Bristol-Myers Squibb managed to beat forecasts for its third-quarter performance on the back of stronger-than-expected revenues for the period.

The US drugs giant posted earnings of $721 million, or $0.43 a share, versus $692 million, or $0.42 per share, a year ago. Adjusted for special items, profit came in at $0.45 a share, comfortably overshooting the average estimate of $0.41 a share by analysts surveyed by Zacks Investment Research.

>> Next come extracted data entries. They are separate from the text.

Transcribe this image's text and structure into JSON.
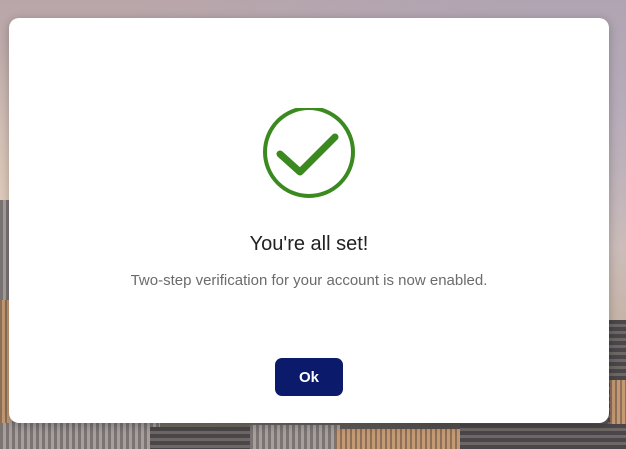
{
  "dialog": {
    "icon": "check-circle-icon",
    "title": "You're all set!",
    "message": "Two-step verification for your account is now enabled.",
    "ok_label": "Ok"
  },
  "colors": {
    "success": "#3a8a1f",
    "button": "#0c1a6b",
    "button_text": "#ffffff",
    "dialog_bg": "#ffffff"
  }
}
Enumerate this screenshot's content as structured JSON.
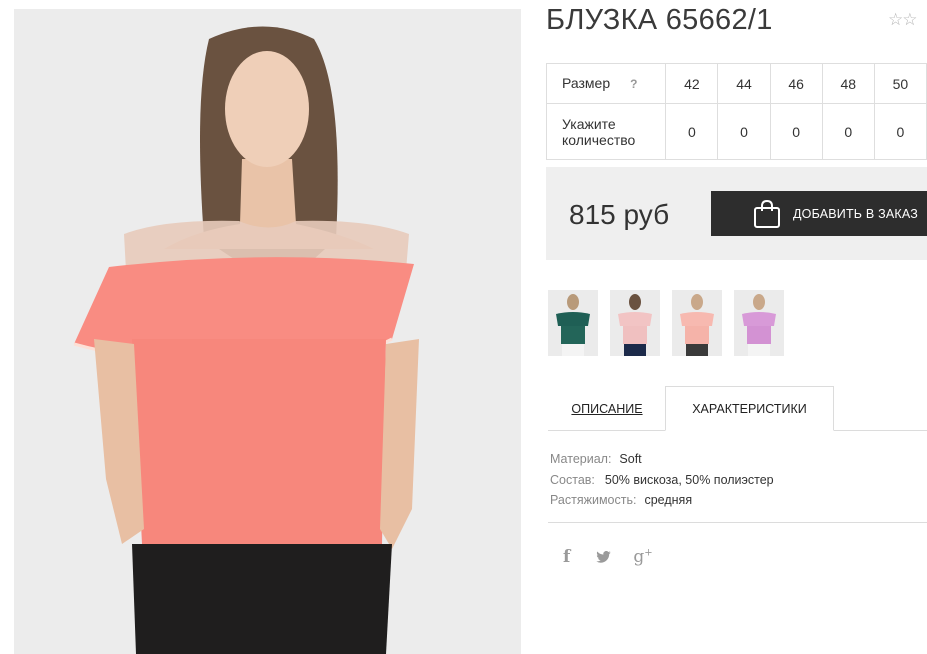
{
  "product": {
    "title": "БЛУЗКА 65662/1",
    "favorite_stars": "☆☆"
  },
  "size_table": {
    "size_label": "Размер",
    "help_icon": "?",
    "sizes": [
      "42",
      "44",
      "46",
      "48",
      "50"
    ],
    "quantity_label": "Укажите количество",
    "quantities": [
      "0",
      "0",
      "0",
      "0",
      "0"
    ]
  },
  "order": {
    "price": "815 руб",
    "add_button_label": "ДОБАВИТЬ В ЗАКАЗ",
    "button_icon": "shopping-bag-icon"
  },
  "thumbnails": [
    {
      "name": "thumb-green",
      "color": "#1f5f55"
    },
    {
      "name": "thumb-navy-pink",
      "color": "#f2c4c4"
    },
    {
      "name": "thumb-peach",
      "color": "#f7b9b0"
    },
    {
      "name": "thumb-lilac",
      "color": "#d89ad8"
    }
  ],
  "tabs": {
    "description": "ОПИСАНИЕ",
    "characteristics": "ХАРАКТЕРИСТИКИ"
  },
  "characteristics": [
    {
      "key": "Материал:",
      "value": "Soft"
    },
    {
      "key": "Состав:",
      "value": "50% вискоза, 50% полиэстер"
    },
    {
      "key": "Растяжимость:",
      "value": "средняя"
    }
  ],
  "social": {
    "facebook": "f",
    "twitter": "🐦",
    "google_plus": "g+"
  },
  "colors": {
    "blouse": "#f98c82",
    "button_bg": "#2d2d2d",
    "price_box_bg": "#efefef"
  }
}
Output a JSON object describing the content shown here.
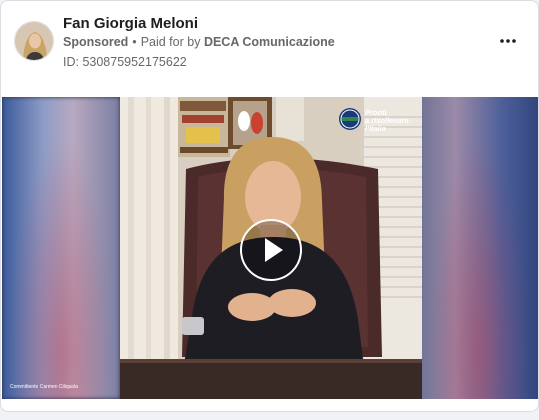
{
  "ad": {
    "page_name": "Fan Giorgia Meloni",
    "sponsored_label": "Sponsored",
    "separator": "•",
    "paid_for_prefix": "Paid for by",
    "payer": "DECA Comunicazione",
    "id_text": "ID: 530875952175622"
  },
  "video": {
    "badge_lines": [
      "Pronti",
      "a risollevare",
      "l'Italia"
    ],
    "badge_logo_text": "MELONI",
    "caption": "Committente Carmen Ciliquola"
  },
  "icons": {
    "more": "more-options-icon",
    "play": "play-icon"
  },
  "colors": {
    "card_bg": "#ffffff",
    "text_primary": "#1c1e21",
    "text_secondary": "#65676b"
  }
}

Sales of $3.9 billion, though down 4% on last year, also managed to beat Wall Street forecasts of $3.8 billion, on a solid turnout for many of the firm’s key medicines. In fact, excluding the divested Diabetes Alliance, global revenues actually grew a respectable 7%.

Turnover of the cancer drug Yervoy (ipilimumab) leapt 47% to $350 million, rheumatoid arthritis drug Orencia (abatacept) jumped 18% to $444 million, and leukaemia treatment Sprycel (dasatanib) was up 22% at $385 million. Sales of bloodthinner Eliquis (apixaban) rocketed from $41 million in the third quarter of 2013 to $216 million.

“Our financial results in the third quarter reflect our continued focus on balancing long-term growth with short-term performance, as we achieved significant progress in our pipeline and saw strong in-market performance for key products including Eliquis, Yervoy, Sprycel and Orencia,” said Lamberto Andreotti, B-MS chief executive. “We continue to build a solid foundation for our future as a Diversified Specialty BioPharma by advancing our own R&D efforts and investing in strategic business development to build a sustainable pipeline,” he added.